World Cup Debutants: Nations who set the world on fire the first time around

World Cup Debutants: Nations who set the world on fire the first time around

Ahead of Iceland and Panama making their debut in this summer's tournament here is a look back at the best debutant performances at the World Cup.

Danial Kennedy

​With football's biggest tournament just days away excitement is beginning to hit overdrive, no more so than in the nations of Iceland and Panama who will make history for their countries next week. 

The tournament in Russia will be the first time that these countries will have participated in the World Cup, with not many expecting much from either nation on their first go around. 

It would be naive to rule them out before a ball is kick especially considering Iceland's run to the quarter-finals in Euro 2016, and there has certainly been a history of World Cup debutants making an impact on their debut. Today we will be looking at some of the best World Cup debutants across the years. 


North Korea (1966)

Only two Asian sides had made the tournament itself before the competition arrived on English Shores in 1966, but North Korea changed the tide with their passage into the last-eight. Nobody gave them a chance having been drawn with former champions Italy and suffering a defeat to the Soviet Union in the opening game, but proved solid in second game on Teesside with solid draw against Chile. 

They went and pulled off one of the shocks of the tournament with a 1-0 victory over the Italians, that set up a quarter-final clash with Portugal and looked to be in dreamland having took a 3-0 lead after 30 minutes. It wasn't meant to be however as Eusébio inspired a 5-3 comeback, but North Korea certainly paved the way for Asian teams after them. 


Croatia (1998)

​Many will be surprised to hear that Croatia didn't take part in the biggest international competition until just before the turn of the millennium, but it was Croatia who are the most successful debutants thus far. 

Most of their success hung on the form of talismanic striker Davor Šuker who was crucial in the group stages to ease past both fellow debutants and Jamaica and Japan, before a slight tumble in the final group game saw them finish behind Argentina. Šuker would be on hand to thwart Romania to set up a quarter-final clash with one of the favourites Germany. 

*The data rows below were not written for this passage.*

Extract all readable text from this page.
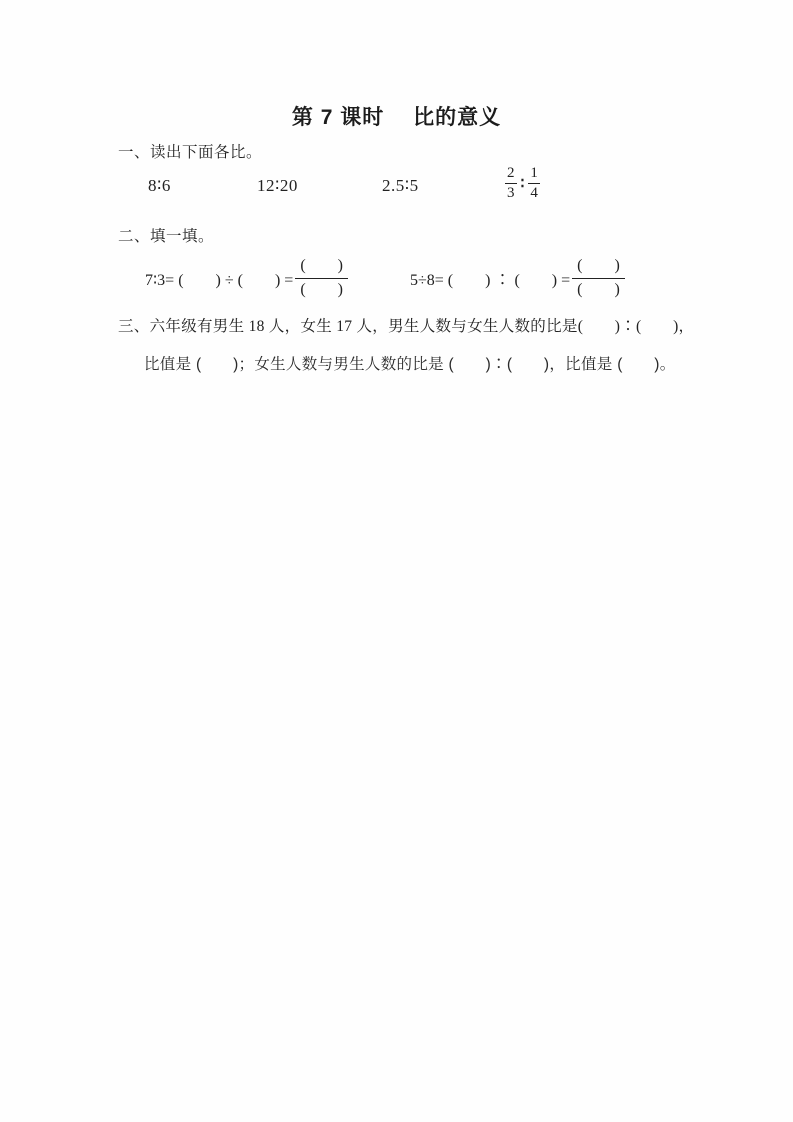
第 7 课时　 比的意义
一、读出下面各比。
8∶6	12∶20	2.5∶5	$\frac{2}{3}$ ∶ $\frac{1}{4}$
二、填一填。
7∶3= (　　) ÷ (　　) = $\frac{( )}{( )}$	5÷8= (　　) ∶ (　　) = $\frac{( )}{( )}$

三、六年级有男生 18 人，女生 17 人，男生人数与女生人数的比是(　　)∶(　　)，

比值是 (　　)；女生人数与男生人数的比是 (　　)∶(　　)，比值是 (　　)。
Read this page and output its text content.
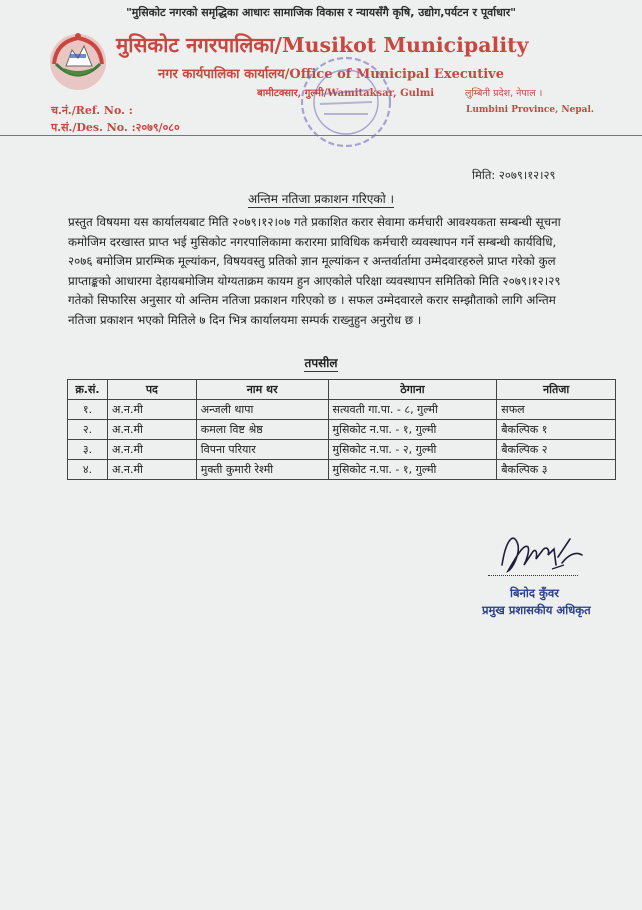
"मुसिकोट नगरको समृद्धिका आधारः सामाजिक विकास र न्यायसँगै कृषि, उद्योग,पर्यटन र पूर्वाधार"
मुसिकोट नगरपालिका/Musikot Municipality
नगर कार्यपालिका कार्यालय/Office of Municipal Executive
बामीटक्सार, गुल्मी/Wamitaksar, Gulmi	लुम्बिनी प्रदेश, नेपाल ।
Lumbini Province, Nepal.
च.नं./Ref. No. :
प.सं./Des. No. :२०७९/०८०
मिति: २०७९।१२।२९
अन्तिम नतिजा प्रकाशन गरिएको ।
प्रस्तुत विषयमा यस कार्यालयबाट मिति २०७९।१२।०७ गते प्रकाशित करार सेवामा कर्मचारी आवश्यकता सम्बन्धी सूचना
कमोजिम दरखास्त प्राप्त भई मुसिकोट नगरपालिकामा करारमा प्राविधिक कर्मचारी व्यवस्थापन गर्ने सम्बन्धी कार्यविधि,
२०७६ बमोजिम प्रारम्भिक मूल्यांकन, विषयवस्तु प्रतिको ज्ञान मूल्यांकन र अन्तर्वार्तामा उम्मेदवारहरुले प्राप्त गरेको कुल
प्राप्ताङ्कको आधारमा देहायबमोजिम योग्यताक्रम कायम हुन आएकोले परिक्षा व्यवस्थापन समितिको मिति २०७९।१२।२९
गतेको सिफारिस अनुसार यो अन्तिम नतिजा प्रकाशन गरिएको छ । सफल उम्मेदवारले करार सम्झौताको लागि अन्तिम
नतिजा प्रकाशन भएको मितिले ७ दिन भित्र कार्यालयमा सम्पर्क राख्नुहुन अनुरोध छ ।
तपसील
क्र.सं.	पद	नाम थर	ठेगाना	नतिजा
१.	अ.न.मी	अन्जली थापा	सत्यवती गा.पा. - ८, गुल्मी	सफल
२.	अ.न.मी	कमला विष्ट श्रेष्ठ	मुसिकोट न.पा. - १, गुल्मी	बैकल्पिक १
३.	अ.न.मी	विपना परियार	मुसिकोट न.पा. - २, गुल्मी	बैकल्पिक २
४.	अ.न.मी	मुक्ती कुमारी रेश्मी	मुसिकोट न.पा. - १, गुल्मी	बैकल्पिक ३
बिनोद कुँवर
प्रमुख प्रशासकीय अधिकृत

The experience in the tournament between the two sides on paper was telling, but it certainly didn't matter out on the pitch as Croatia breezed past them 3-0 in Lyon to face the hosts France in the semi's. The romance of the tournament was what saw Croatia fall at the penultimate but finished a very respectable third after defeating the Netherlands, many consider Croatia dark horses for many tournaments in the modern era mainly due to the fact that they have the record to back it up. 


Senegal (2002)

As tournaments went on and on through the 90's and into the 00's African teams were beginning to become stronger and stronger, with Senegal hitting the crest of the wave following the success of Cameroon and Nigeria in the 1990 and 1994 tournaments respectively. 

It certainly looked to be something special when they defeated the reigning champions France in their opening match, with Papa Bouba Diop's now infamous celebration seen around the world once over. 

Two draws would follow but it would be enough to take them through behind Denmark to take on fellow Scandinavians Sweden in the last-16, with Henri Camara's golden goal taking them to the last-eight. Senegal were look to go one step further than Cameroon had 12 years previously, however the golden goal would prove their down fall as Turkey took a place in the last four but Senegal will be looking to emulate their 2002 triumphs again this year.